Cuando el sol comenzó a ponerse, el celular volvió a sonar. Y le conté a Laura que había entregado el libro. La voz rabiosa inicial de Laura se puso peor. Cómo hiciste semejante cosa- me reprochó- ¿no tenés nada que hacer? – Y… no, es día domingo- le contesté. – Pues yo sí. Por qué hiciste esto, ir a lo de Ari- me gritó. – Fijá un lugar ya y me devolvés lo que no es tuyo.
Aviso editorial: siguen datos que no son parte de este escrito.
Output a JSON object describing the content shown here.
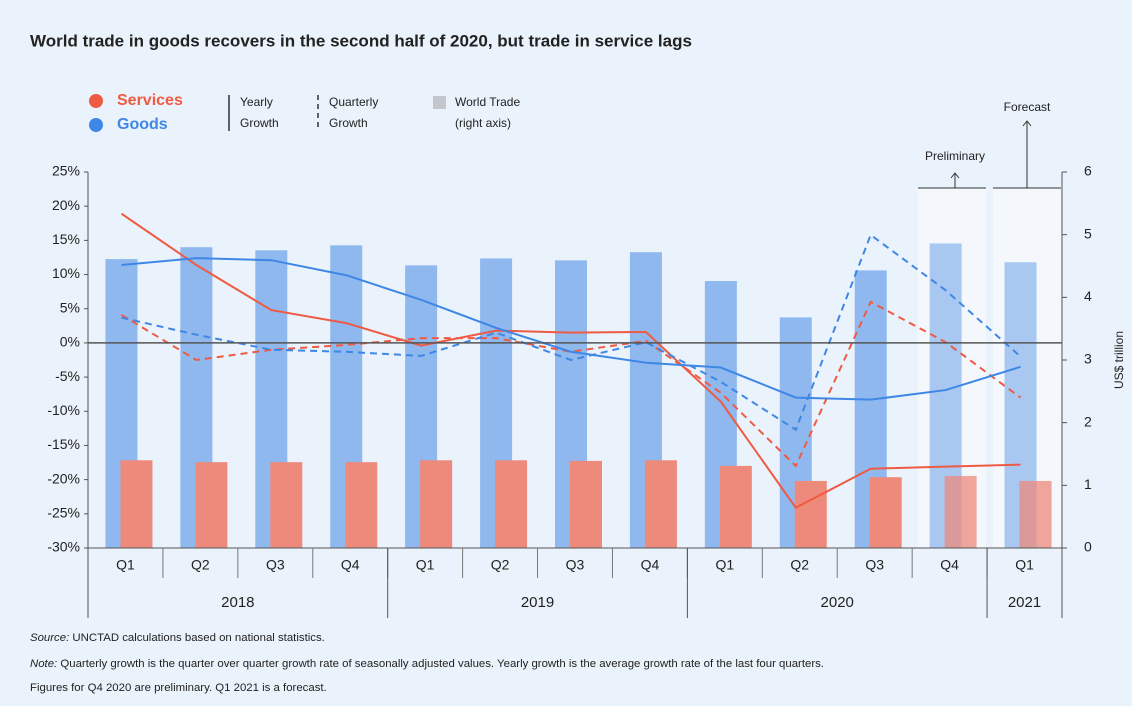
{
  "chart_data": {
    "type": "bar-line",
    "title": "World trade in goods recovers in the second half of 2020, but trade in service lags",
    "groups": [
      {
        "name": "2018",
        "categories": [
          "Q1",
          "Q2",
          "Q3",
          "Q4"
        ]
      },
      {
        "name": "2019",
        "categories": [
          "Q1",
          "Q2",
          "Q3",
          "Q4"
        ]
      },
      {
        "name": "2020",
        "categories": [
          "Q1",
          "Q2",
          "Q3",
          "Q4"
        ]
      },
      {
        "name": "2021",
        "categories": [
          "Q1"
        ]
      }
    ],
    "series": [
      {
        "name": "Services",
        "color": "#ef5a43",
        "bar_color": "#ee8a7b",
        "yearly_growth": [
          18.9,
          11.4,
          4.8,
          2.9,
          -0.4,
          1.8,
          1.5,
          1.6,
          -8.6,
          -24.1,
          -18.4,
          -18.1,
          -17.8
        ],
        "quarterly_growth": [
          4.1,
          -2.5,
          -1.0,
          -0.3,
          0.7,
          0.7,
          -1.3,
          0.3,
          -7.3,
          -18.0,
          6.0,
          0.1,
          -8.0
        ],
        "world_trade": [
          1.4,
          1.37,
          1.37,
          1.37,
          1.4,
          1.4,
          1.39,
          1.4,
          1.31,
          1.07,
          1.13,
          1.15,
          1.07
        ]
      },
      {
        "name": "Goods",
        "color": "#3f87e6",
        "bar_color": "#8fb8ef",
        "yearly_growth": [
          11.4,
          12.4,
          12.1,
          9.9,
          6.3,
          2.2,
          -1.3,
          -2.9,
          -3.6,
          -8.0,
          -8.3,
          -6.9,
          -3.5
        ],
        "quarterly_growth": [
          3.7,
          1.2,
          -1.0,
          -1.3,
          -1.9,
          1.5,
          -2.5,
          0.1,
          -5.7,
          -12.7,
          15.8,
          7.7,
          -2.0
        ],
        "world_trade": [
          4.61,
          4.8,
          4.75,
          4.83,
          4.51,
          4.62,
          4.59,
          4.72,
          4.26,
          3.68,
          4.43,
          4.86,
          4.56
        ]
      }
    ],
    "legend_yearly": [
      "Yearly",
      "Growth"
    ],
    "legend_quarterly": [
      "Quarterly",
      "Growth"
    ],
    "legend_trade": [
      "World Trade",
      "(right axis)"
    ],
    "y2_label": "US$ trillion",
    "preliminary_label": "Preliminary",
    "forecast_label": "Forecast",
    "ylim": [
      -30,
      25
    ],
    "yticks": [
      {
        "value": -30,
        "label": "-30%"
      },
      {
        "value": -25,
        "label": "-25%"
      },
      {
        "value": -20,
        "label": "-20%"
      },
      {
        "value": -15,
        "label": "-15%"
      },
      {
        "value": -10,
        "label": "-10%"
      },
      {
        "value": -5,
        "label": "-5%"
      },
      {
        "value": 0,
        "label": "0%"
      },
      {
        "value": 5,
        "label": "5%"
      },
      {
        "value": 10,
        "label": "10%"
      },
      {
        "value": 15,
        "label": "15%"
      },
      {
        "value": 20,
        "label": "20%"
      },
      {
        "value": 25,
        "label": "25%"
      }
    ],
    "y2lim": [
      0,
      6
    ],
    "y2ticks": [
      0,
      1,
      2,
      3,
      4,
      5,
      6
    ],
    "source_label": "Source:",
    "source_text": " UNCTAD calculations based on national statistics.",
    "note_label": "Note:",
    "note_text": " Quarterly growth is the quarter over quarter growth rate of seasonally adjusted values. Yearly growth is the average growth rate of the last four quarters.",
    "note_text_2": "Figures for Q4 2020 are preliminary. Q1 2021 is a forecast."
  }
}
Nos encontramos Laura y yo. Eran como las siete. Le pedí que se acercara hasta Belgrano (me gusta mi barrio). Me ubiqué en una de las mesas sobre el pasaje Olleros, en la confitería que está en el cruce con la avenida del Libertador. Hacía frío, pero no quise perderme de hablar por fin con la jovencita del 60. Así que sostuve el celular entre mis manos, como un trofeo, para que me reconociera. Le pedí al mozo un escocés en las rocas, porción doble, como siempre. Y apareció Laura.
Era linda la jovencita, vestía unos jean y una campera de cuero negro, abierta. Cuando la tuve enfrente, pude ver la puntilla de encaje turquesa del corpiño por entre la camisa de seda blanca, abotonada hasta la altura necesaria. No se iba a sentar, pero la invité con un café. Aceptó mis ruegos. Trajeron el escocés, doble porción, y poco después, el café para Laura.
Yo no paraba de mirarla; ella mantenía un silencio de tumba. Estaba nerviosa e improvisaba rulos en su pelo largo. Laura tendría unos veinticinco años. Segura de sí, me estaba dejando sin aliento. Intenté hablarle: de Foucault, de cualquier cosa.
-¿Me vas a dar mi celular o no? Y contáme bien qué estupidez le comentaste a Ari. Ésas fueron las únicas palabras de Laura. Le resumí la historia con Ari, y bastó que colocara el teléfono en las manos de Laura para que esta intentara una llamada. Concentrada en la comunicación, yo había dejado de existir para esa joven que el 60 me había regalado aquel domingo.
– Debe de haber algún teléfono público, supongo – dijo, esta vez preocupada – maldita batería. Le señalé, resignado, la casilla del teléfono de la plazoleta Olleros, y corrió hasta allí, desesperada.
La vi gesticular. De pronto, Laura colgó el auricular. Parecía vencida. Evidentemente, tampoco a ella habían querido escuchar. La jovencita dio media vuelta, cruzó Olleros, y la perdí por Libertador. Terminé el escocés, otro cigarrillo y fui caminando hasta mi casa. Aquel domingo soñé con las dos mujeres. Ari estaba desencajada, y Laura se deshacía en llanto. Experimenté un abismo, algo que faltaba, como un resto…
Desde entonces, voy siempre en auto a ver a mi madre.